The plaintiff's expert argued that the anesthesiologist should have come to the hospital to conduct an evaluation and/or request a call back in 2 hours, rather than simply ordering a reduction in an epidural infusion. The defense expert disagreed about the need to come to the hospital, but agreed that the anesthesiologist should have requested that the nurse call back with an update in 1-2 hours.

This case was complicated by a nurse's documentation, which, in one note, didn't name the anesthesiologist whom the nurse called, and in another note listed the name of a doctor other than the one with whom she actually spoke. Both doctor's names started with a K and had the same number of syllables. The details of the case are available at Rush v. University of Cincinnati Physicians, Inc.

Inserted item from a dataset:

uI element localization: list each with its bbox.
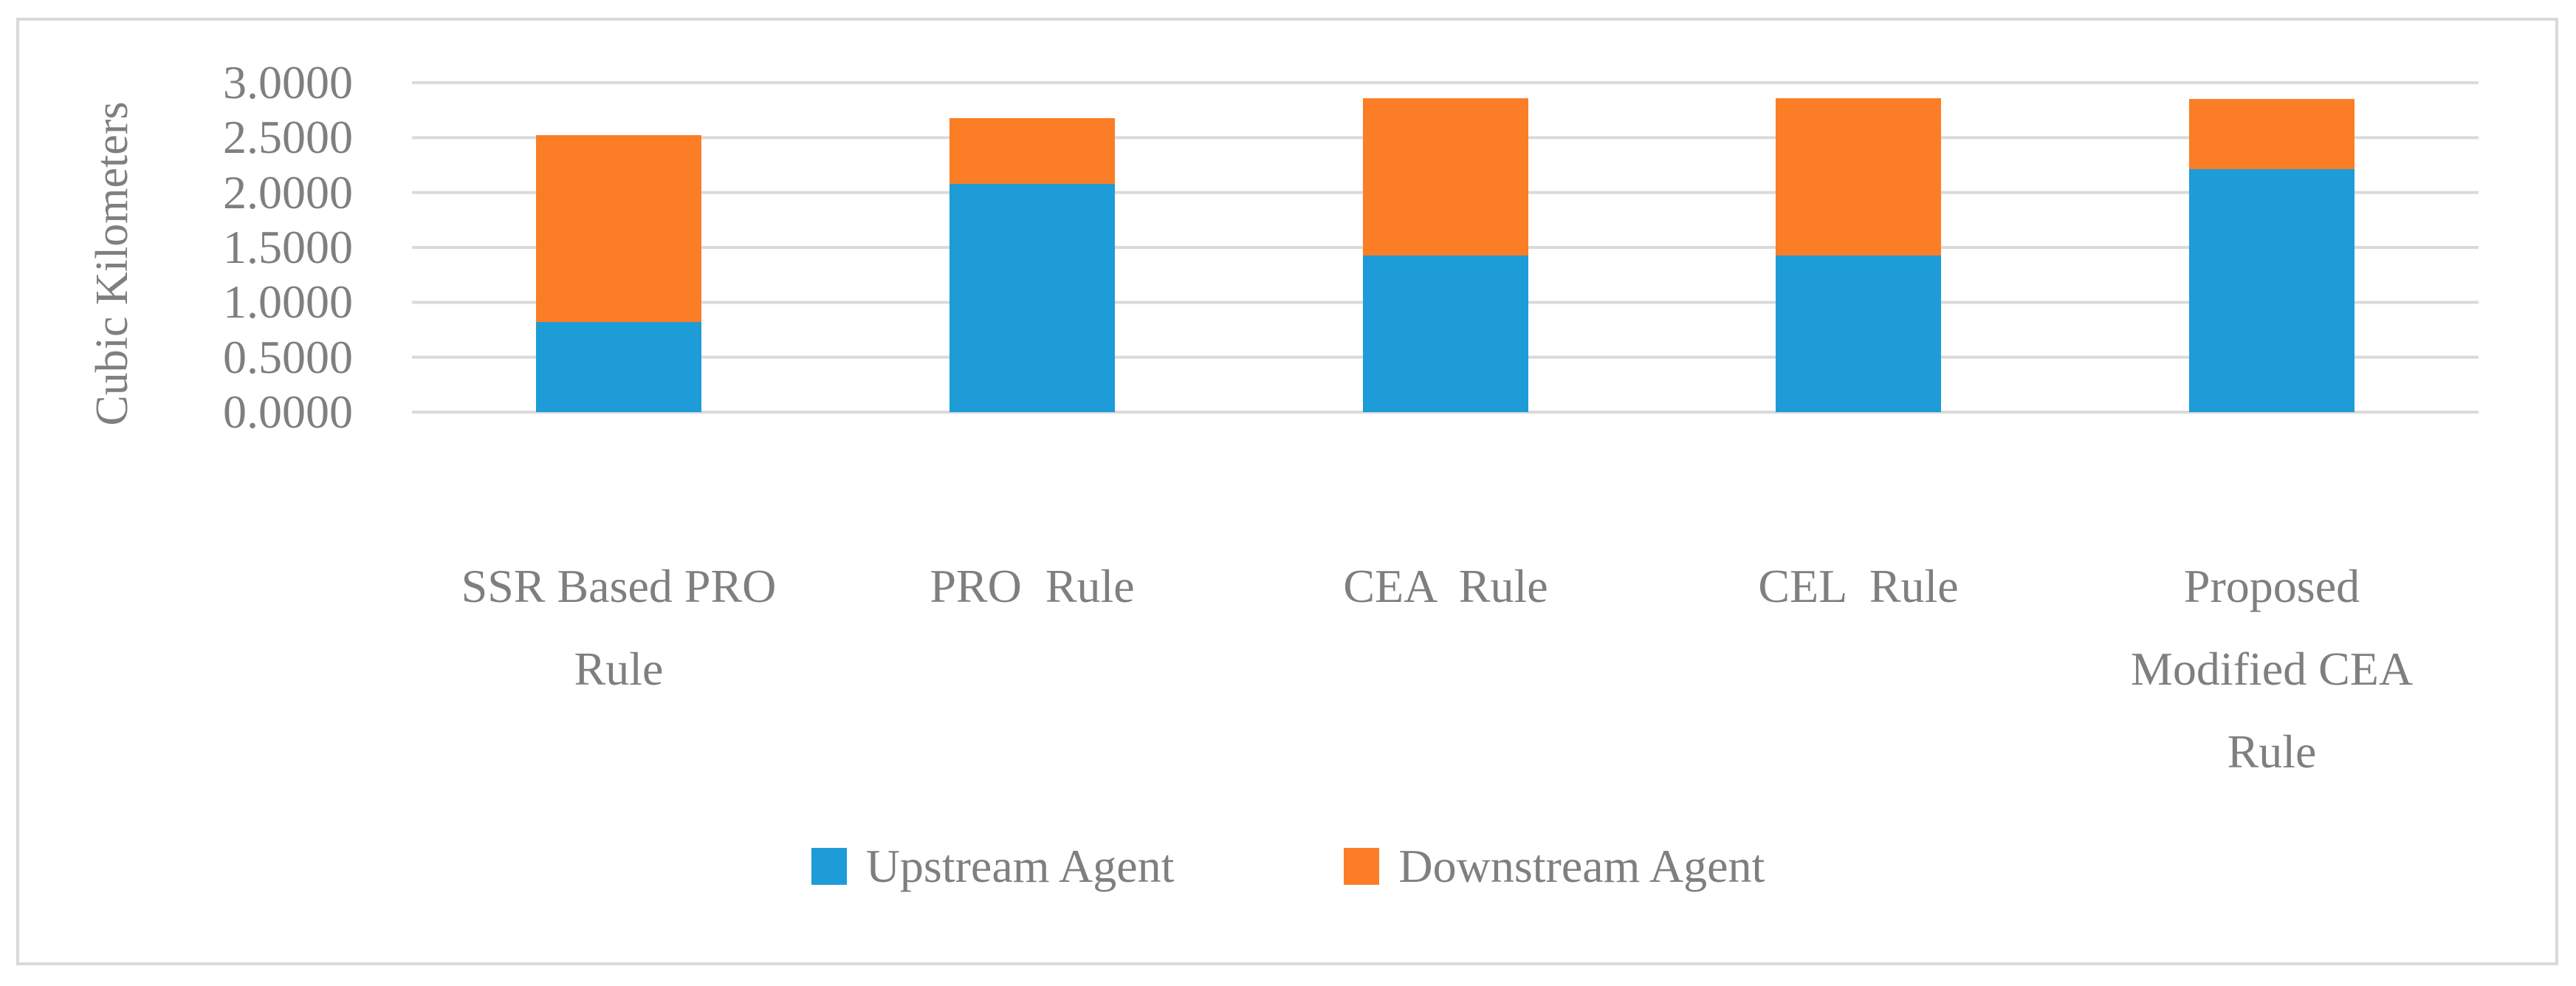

This second case brings up a risk-reduction strategy for on-call providers: Make your own notes about what was ordered and communicated. Otherwise, the evidence is limited to what a nurse might document.

If an on-call provider decides that wait-and-see is a safe strategy, the provider needs to tell the patient or the nurse the changes or lack of improvement that would indicate that a call-back is necessary, or the circumstances under which the patient should go to the ED. For example: "If, in 2 hours, you haven't stopped vomiting and can't hold down half a cup of water, call me back." And then the provider needs to be available and do something when the patient calls.

Reducing Risk for Liability When Taking Call

There are several ways that healthcare providers can reduce their liability risk when taking call:

  1. Take time to adequately assess the severity of the symptoms. An on-call physician needs to screen the patient, by phone, sufficiently to make a rational determination whether the caller needs to meet the provider at the office right away or call an ambulance, whether a phoned-in prescription will resolve the problem, or whether wait-and-see is a reasonable disposition.

  2. Communicate with the patient or parent, saying what they need to do now and if things do not improve, the time frame for expecting improvement, and the consequences of doing nothing.

  3. Document the conversation.

  4. Have a system for getting notes about what the on-call provider did into the patient's medical record at the office or facility.

  5. Consider following up with the patient's primary provider to see whether the problem has resolved or, if not, whether and how the problem is being addressed.